יום חמישי, 31 ביולי 2014

Anthropic Leadership: The leadership of human being

Anthropic Leadership: The leadership of human being
(Greek) – Anthrop (νθρωπος) means human



Nir Golan, an educational and leadership expert, suggests a new term, Anthropic Leadership: to mean human leadership. Leadership should be carried out alongside the comprehensive development of the human being regardless of his/her biological age. This new term is based on Anthropogogy.

Felix Adam first defined the term Anthropogogy in 1977 as: "The science and the art of permanently teaching and educating a person throughout any period of his/her psycho-biological development and in the functioning of his/her natural, ergo logical and social life."

In 1981, K.D Benne described the term as: "The guideline of learning and education of people of all ages, as the basis for human survival, highlighting the importance of controlling the processes of critical thinking and innovation, ability to listen and communicate with others whose views are contradictory. Provide the ability to learn how to learn again."

Nir Golan offers a new definition of Anthropogogy as: "Leadership a person (regardless of age) throughout significant learning towards behavioral change that can be implemented immediately." (Golan, 2014)
In today's reality, culture is changing rapidly, so leadership has to be a lifelong process: where the leader helps the person discover the unknown without repeating information about the known.

According to Golan, Anthropic Leadership has four basic principles:

1.    The independent person: the perception of oneself as an independent entity. A person sees him/herself as someone who is self-directed; choosing what to be led to, how much and how to be led. The role of the leader is not to give ready answers to predetermined questions, but to help the person find out for him/herself what the important questions are and how to answer them.
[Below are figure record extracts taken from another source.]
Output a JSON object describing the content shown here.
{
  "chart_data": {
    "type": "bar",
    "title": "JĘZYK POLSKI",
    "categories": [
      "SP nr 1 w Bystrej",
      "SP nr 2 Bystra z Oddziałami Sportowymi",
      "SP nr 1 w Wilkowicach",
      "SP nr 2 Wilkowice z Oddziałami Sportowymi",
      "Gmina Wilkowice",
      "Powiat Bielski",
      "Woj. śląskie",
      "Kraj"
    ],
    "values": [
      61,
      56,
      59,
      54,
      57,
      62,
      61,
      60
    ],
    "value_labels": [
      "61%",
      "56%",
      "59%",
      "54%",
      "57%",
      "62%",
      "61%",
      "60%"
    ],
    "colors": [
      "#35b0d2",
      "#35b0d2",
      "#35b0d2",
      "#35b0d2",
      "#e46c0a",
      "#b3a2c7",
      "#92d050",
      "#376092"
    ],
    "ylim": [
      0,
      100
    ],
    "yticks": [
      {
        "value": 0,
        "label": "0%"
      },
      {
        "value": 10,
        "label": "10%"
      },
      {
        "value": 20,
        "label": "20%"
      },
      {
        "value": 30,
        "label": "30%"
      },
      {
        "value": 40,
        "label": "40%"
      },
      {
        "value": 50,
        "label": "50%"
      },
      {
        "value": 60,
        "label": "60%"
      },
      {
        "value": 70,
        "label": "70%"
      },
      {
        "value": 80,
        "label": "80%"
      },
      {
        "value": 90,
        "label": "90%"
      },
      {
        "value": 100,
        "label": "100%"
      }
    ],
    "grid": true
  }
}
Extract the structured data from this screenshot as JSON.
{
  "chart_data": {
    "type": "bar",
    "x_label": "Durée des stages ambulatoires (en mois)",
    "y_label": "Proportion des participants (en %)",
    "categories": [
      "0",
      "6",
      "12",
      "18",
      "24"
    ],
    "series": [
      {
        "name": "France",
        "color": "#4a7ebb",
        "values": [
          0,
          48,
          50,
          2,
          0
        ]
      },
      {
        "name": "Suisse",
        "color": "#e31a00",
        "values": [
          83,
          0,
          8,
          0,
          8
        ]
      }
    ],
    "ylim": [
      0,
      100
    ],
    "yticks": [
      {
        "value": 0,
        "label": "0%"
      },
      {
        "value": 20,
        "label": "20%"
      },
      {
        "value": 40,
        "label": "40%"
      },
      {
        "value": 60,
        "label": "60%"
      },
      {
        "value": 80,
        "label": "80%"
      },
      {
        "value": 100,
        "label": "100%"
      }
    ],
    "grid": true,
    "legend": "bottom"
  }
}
Through these questions, the dependence – independence conflict will decrease and there will be fewer objections to leadership.

2.    Adapting leadership to that person's needs: the person is ready to be led when he/she needs that specific leadership process, and it is incorporated into daily tasks and social functioning. He/she sees that the leadership process serves his/her personal development.

Since every person has their own characteristics and needs, therefore, the most effective way of leadership is to adapt leadership to the needs and characteristics of that individual person with reference to their emotional and mental components, and not only to cognitive and behavioral aspects.

3.    Renovating leadership: In the digital age where there is widespread availability of network information, leadership should give news and added value to the person.

People approach leadership in possession of their life experiences. For leadership to be more significant, the person needs to connect the current leadership knowledge with his/her prior knowledge. As such, leaders have to find out the prior knowledge of the person and his/her previous experiences in order to connect it to the leadership experience and not lead him/her things they already know. Thus the leader who leads should renovate leadership.

4.    Immediate and practical leadership: The main motive for human leadership is for problem solving. The person has a need for the immediate application of the results of the leadership process, so leadership has to be more focused in giving solutions to the particular problem.  Leadership which cannot be implemented immediately is perceived as a waste of time.